The data are the continuous line, and the predictions are the dots. It’s
not a perfect fit, but it reproduces the main features of the epidemics
quite well. When compared to the original parameters, notably, it predicts
the correct date at which no more cases are observed, but it slightly
over-estimates the number of cases during the peak.

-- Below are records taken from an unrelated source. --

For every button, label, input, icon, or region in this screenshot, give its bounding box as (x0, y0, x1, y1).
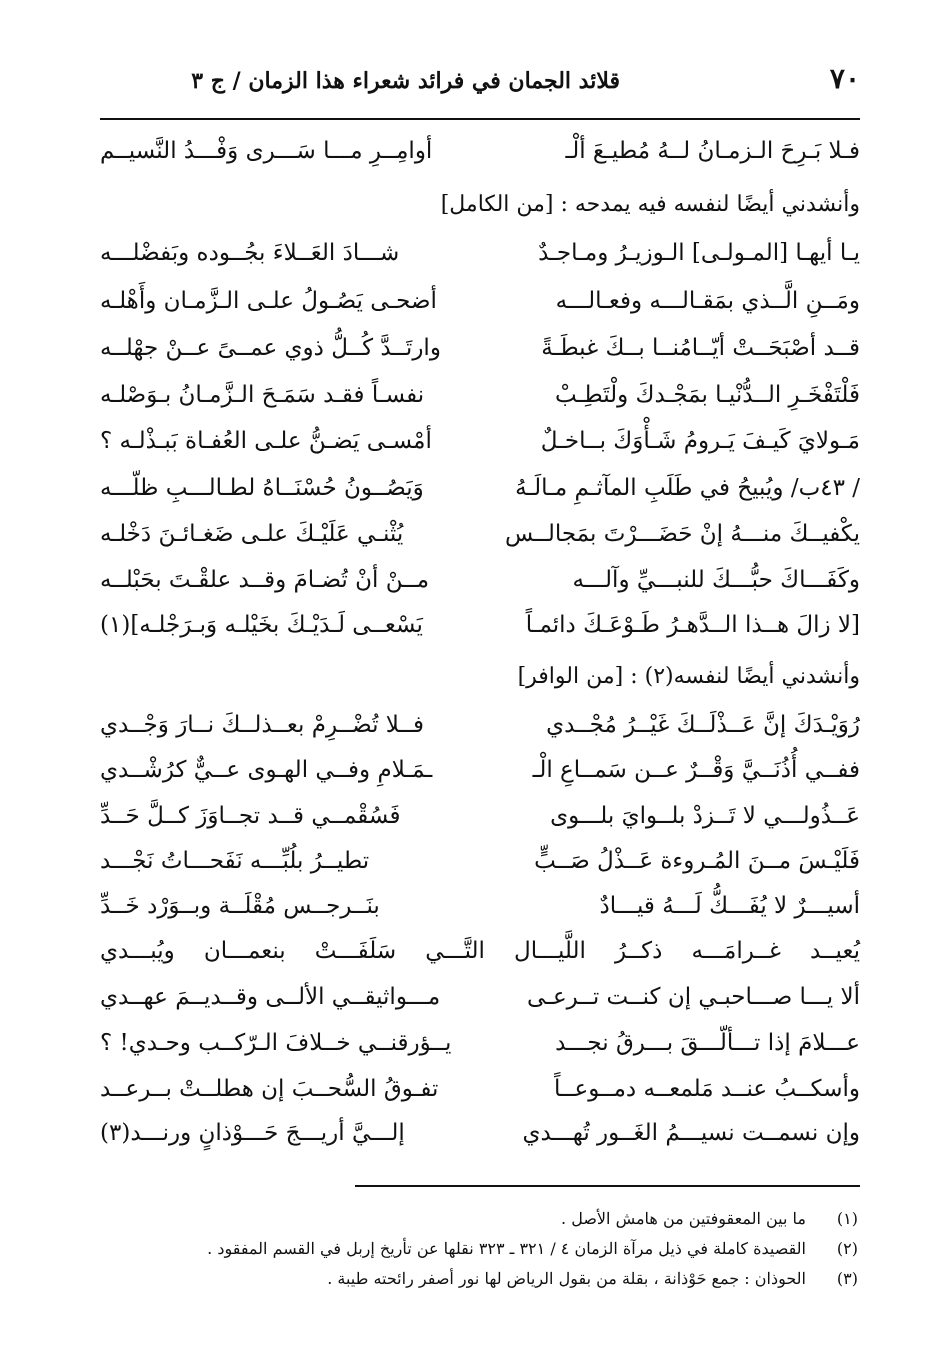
hemistich-second: فَسُقْمــي قــد تجــاوَزَ كــلَّ حَــدِّ (100, 803, 401, 829)
hemistich-first: يكْفيــكَ منـــهُ إنْ حَضَـــرْتَ بمَجالــس (505, 521, 860, 547)
hemistich-first: عـــلامَ إذا تـــألّـــقَ بـــرقُ نجـــد (555, 1030, 860, 1056)
hemistich-second: أمْسـى يَضـنُّ علـى العُفـاة بَبـذْلـه ؟ (100, 428, 432, 454)
hemistich-second: أضحـى يَصُـولُ علـى الـزَّمـان وأَهْلـه (100, 288, 437, 314)
hemistich-second: تطيــرُ بلُبِّـــه نَفَحـــاتُ نَجْـــد (100, 848, 370, 874)
verse-line (100, 475, 860, 523)
hemistich-second: يُثْنـي عَلَيْـكَ علـى ضَغـائـنَ دَخْلـه (100, 521, 404, 547)
verse-line (100, 757, 860, 805)
hemistich-first: مَـولايَ كَيـفَ يَـرومُ شَـأْوَكَ بــاخـلٌ (540, 428, 860, 454)
verse-line (100, 1030, 860, 1078)
footnote-number: (١) (836, 1209, 858, 1228)
footnote-number: (٢) (836, 1239, 858, 1258)
footnote (327, 1269, 858, 1288)
header-rule (100, 118, 860, 120)
hemistich-second: يَسْعــى لَـدَيْـكَ بخَيْلـه وَبـرَجْلـه](١) (100, 612, 423, 638)
running-title: قلائد الجمان في فرائد شعراء هذا الزمان / ج ٣ (191, 68, 620, 94)
hemistich-first: ألا يـــا صـــاحبـي إن كنــت تــرعـى (527, 984, 860, 1010)
hemistich-first: فَلْتَفْخَـرِ الــدُّنْيـا بمَجْـدكَ ولْتَطِـبْ (555, 382, 860, 408)
hemistich-second: يــؤرقنــي خــلافَ الـرّكــب وحـدي! ؟ (100, 1030, 452, 1056)
footnote-text: ما بين المعقوفتين من هامش الأصل . (561, 1209, 806, 1228)
verse-line (100, 612, 860, 660)
verse-line (100, 712, 860, 760)
verse-line (100, 138, 860, 186)
hemistich-first: فَلَيْـسَ مــنَ المُـروءة عَــذْلُ صَــبٍّ (534, 848, 860, 874)
verse-line (100, 1076, 860, 1124)
footnote-separator (355, 1185, 860, 1187)
verse-line (100, 567, 860, 615)
hemistich-first: / ٤٣ب/ ويُبيحُ في طَلَبِ المآثـمِ مـالَـهُ (515, 475, 860, 501)
hemistich-first: وإن نسمــت نسيـــمُ الغَــور تُهـــدي (522, 1120, 860, 1146)
hemistich-second: بنَــرجــس مُقْلَــة وبــوَرْد خَــدِّ (100, 893, 380, 919)
hemistich-first: عَــذُولـــي لا تَــزدْ بلــوايَ بلـــوى (550, 803, 860, 829)
verse-line (100, 848, 860, 896)
verse-line (100, 893, 860, 941)
hemistich-second: شـــادَ العَــلاءَ بجُــوده وبَفضْلـــه (100, 240, 400, 266)
hemistich-first: يـا أيهـا [المـولـى] الـوزيـرُ ومـاجـدٌ (538, 240, 860, 266)
page-number: ٧٠ (829, 62, 860, 95)
footnote-text: القصيدة كاملة في ذيل مرآة الزمان ٤ / ٣٢١ ـ ٣٢٣ نقلها عن تأريخ إربل في القسم المفقود . (207, 1239, 806, 1258)
verse-line (100, 240, 860, 288)
hemistich-second: فــلا تُضْــرِمْ بعــذلــكَ نــارَ وَجْــدي (100, 712, 424, 738)
footnote (561, 1209, 858, 1228)
footnote (207, 1239, 858, 1258)
hemistich-second: وارتَــدَّ كُــلُّ ذوي عمــىً عــنْ جهْلــه (100, 335, 441, 361)
hemistich-second: مــنْ أنْ تُضـامَ وقــد علقْـتَ بحَبْلــه (100, 567, 430, 593)
footnote-text: الحوذان : جمع حَوْذانة ، بقلة من بقول الرياض لها نور أصفر رائحته طيبة . (327, 1269, 806, 1288)
hemistich-first: ومَــنِ الَّــذي بمَقـالـــه وفعـالـــه (555, 288, 860, 314)
hemistich-first: رُوَيْـدَكَ إنَّ عَــذْلَــكَ غَيْــرُ مُجْــدي (546, 712, 860, 738)
verse-line-full (100, 938, 860, 986)
hemistich-first: وأسكــبُ عنــد مَلمعــه دمــوعــاً (554, 1076, 860, 1102)
full-verse: يُعيــد غــرامَـــه ذكــرُ اللَّيـــال التَّـــي سَلَفَـــتْ بنعمـــان ويُبـــدي (100, 938, 860, 964)
page-header (100, 62, 860, 110)
poem-introduction: وأنشدني أيضًا لنفسه(٢) : [من الوافر] (517, 664, 860, 689)
verse-line (100, 428, 860, 476)
verse-line (100, 803, 860, 851)
hemistich-first: [لا زالَ هــذا الــدَّهـرُ طَـوْعَـكَ دائمـاً (525, 612, 860, 638)
poem-introduction: وأنشدني أيضًا لنفسه فيه يمدحه : [من الكامل] (440, 192, 860, 217)
hemistich-first: ففــي أُذُنَــيَّ وَقْــرٌ عــن سَمــاعِ الْـ (532, 757, 860, 783)
hemistich-first: وكَفَـــاكَ حبُّـــكَ للنبـــيِّ وآلـــه (572, 567, 860, 593)
hemistich-second: مـــواثيقــي الألــى وقــديــمَ عهــدي (100, 984, 441, 1010)
verse-line (100, 288, 860, 336)
hemistich-first: قــد أصْبَحَــتْ أيّــامُنــا بــكَ غبطَـةً (541, 335, 860, 361)
verse-line (100, 1120, 860, 1168)
hemistich-first: فـلا بَـرِحَ الـزمـانُ لــهُ مُطيـعَ ألْـ (565, 138, 860, 164)
hemistich-second: أوامِــرِ مـــا سَـــرى وَفْـــدُ النَّسيــم (100, 138, 433, 164)
verse-line (100, 335, 860, 383)
hemistich-second: نفسـاً فقـد سَمَـحَ الـزَّمـانُ بـوَصْلـه (100, 382, 425, 408)
hemistich-first: أسيـــرٌ لا يُفَـــكُّ لَـــهُ قيـــادٌ (599, 893, 860, 919)
hemistich-second: وَيَصُــونُ حُسْنَــاهُ لطـالـــبِ ظلّـــه (100, 475, 424, 501)
footnote-number: (٣) (836, 1269, 858, 1288)
verse-line (100, 984, 860, 1032)
verse-line (100, 521, 860, 569)
hemistich-second: تفـوقُ السُّحــبَ إن هطلــتْ بــرعــد (100, 1076, 439, 1102)
hemistich-second: ـمَـلامِ وفــي الهـوى عــيٌّ كرُشْــدي (100, 757, 433, 783)
verse-line (100, 382, 860, 430)
hemistich-second: إلـــيَّ أريـــجَ حَـــوْذانٍ ورنـــد(٣) (100, 1120, 405, 1146)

We can also have a look at the distribution of $\beta$

and $\nu$

In both figures, the vertical lines indicate the previous estimations of the
parameters. While they are well within the posterior distribution, it seems
that (i) using a different method for fitting and (ii) estimating the value
of $I_0$ gives different estimates.

Finally, what about the distribution of $R_0$? The original $R0$ was estimated
to 3.76. Using the result of the ABC, I found

julia> mean(763.*(posteriors[:beta]./posteriors[:nu]))
   3.292957996735042

Which is not all that different from the original prediction. Note that
a consistent result is that the epidemic parameters estimated through ABC
make the epidemic less aggresive than the original one. The recovery rate
is higher, the $R_0$ is lower, but the transmission rate is higher.

As a brief wrap-up…

I love julia. I haven’t even thought about possible optimizations and it’s
fast already. Also, it’s simple to write. Clearly sliced bread was the best
thing until julia.

ABC – at least as long as a simple rejection scheme is used – is not that
hard. This gives me a bunch of ideas.

I love epidemiology. For some reason, I just find it fascinating. This is the
reason why I switched from immunology to parasitology to ecology. I love it.